The exhibition Return to Koyaanisqatsi, curated by Isabel Pérez at the Kendall Art Center (Miami), proposes a meditation on these hard facts, which are gradually eroding the balance between culture and nature in irreversible ways. On the basis of the photographs and installation sculptures featured in this exhibition, the artist gives shape to an entire geography of waste, a cartographic profile where, he says, “I have documented, in several visits over the course of a year, a testimony of the culture of obsolescence and the speed at which we use, accumulate, and discard objects, in a direction  opposed to the preservation of the environment, in a peninsula as severely threatened by climate change and ocean warming as Florida.”

In the critical reflection, Castellanos proposes in Return to Koyaanisqatsi, two large photographic series stand out, Cumulus and Pac-Man Sushi’s, both produced between 2018 and 2019. Here, viewers are confronted with harrowing images of such “estuaries,” mountains of waste that are more and more frequently found dotting the Florida landscape. In Cumulus, Castellanos’ work indeed exploits a more landscape-focus way of looking at the photographed object. In these photographs, along with the scattered junk, we can discern some elements of the environment, the spatiality where the waste is contained. In this series, the accumulations of junk and metallic rubbish of all kinds are al-ways photographed against the sky in the background, thus emphasizing elements of the landscape and setting up a symbolic contrast between waste, represented by the massive piles of junk, and the sky as a natural realm ever more voraciously swallowed by an urban material culture of unfettered consumption. There is, in these works, an intimation of terrible, crushing violence against life’s ecosystem. This violence hovers in eve-ry image of the iron wasteland, in the hardness of the mounds of rusting metal that allow us to peek at the sky just as they nullify it as a natural space. 

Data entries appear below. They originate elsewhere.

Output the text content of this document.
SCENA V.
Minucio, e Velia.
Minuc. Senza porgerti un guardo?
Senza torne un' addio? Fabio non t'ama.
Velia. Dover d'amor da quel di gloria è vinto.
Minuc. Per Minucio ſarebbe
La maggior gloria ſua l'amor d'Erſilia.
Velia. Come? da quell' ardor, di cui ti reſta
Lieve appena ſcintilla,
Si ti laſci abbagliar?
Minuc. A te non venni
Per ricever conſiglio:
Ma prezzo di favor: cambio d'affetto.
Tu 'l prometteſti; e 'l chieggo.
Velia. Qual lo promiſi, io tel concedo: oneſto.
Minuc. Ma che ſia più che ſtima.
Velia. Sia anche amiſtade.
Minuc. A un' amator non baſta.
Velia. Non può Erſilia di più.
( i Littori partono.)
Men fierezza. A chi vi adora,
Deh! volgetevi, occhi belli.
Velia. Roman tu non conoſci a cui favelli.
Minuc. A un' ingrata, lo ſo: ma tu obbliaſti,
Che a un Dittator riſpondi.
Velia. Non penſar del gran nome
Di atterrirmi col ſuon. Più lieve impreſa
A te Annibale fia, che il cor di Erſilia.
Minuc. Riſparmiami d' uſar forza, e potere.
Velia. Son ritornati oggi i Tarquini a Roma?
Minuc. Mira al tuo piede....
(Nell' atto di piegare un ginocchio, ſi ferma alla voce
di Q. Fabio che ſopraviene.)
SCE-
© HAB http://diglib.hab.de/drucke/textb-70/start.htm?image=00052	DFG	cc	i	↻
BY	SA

While in the Cumulus series Castellanos widens the gaze and presents the dumps of a metallic material as a poetic figure allusive of a chaotic, even schizoid state, the angle in Pac-Man Sushi’s narrows and the camera zooms in to leave the viewer with forceful, grim close-ups of various consumer objects now turned into junk. We see (and, more than that, we imagine) the different industrial processes involved in the production of these objects. We see the stitches, the details, the markings, the colors, the machined shapes. This is, then, a kind of immersion in the objects’ features, with Castellano’s photographic registry, in turn, revealing, as it focuses on those details, the aesthetic qualities they acquire. The artist complements this idea with other series of objectual sculptures, made from discarded pieces of machinery and plates, for example, in Disposable Object (2019). Compared to Cumulus, both the photographs in Pac-Man Sushi’s and the sculptures are less documentary and narrative in nature, more expressive, with a touch of abstraction in their visual discourse. These two ways of looking modulate a discourse where (post)modern reason is brought out into the open, above all for the irrational relationships it establishes between the products of culture and the natural world, the world of life, that ultimately sustains it.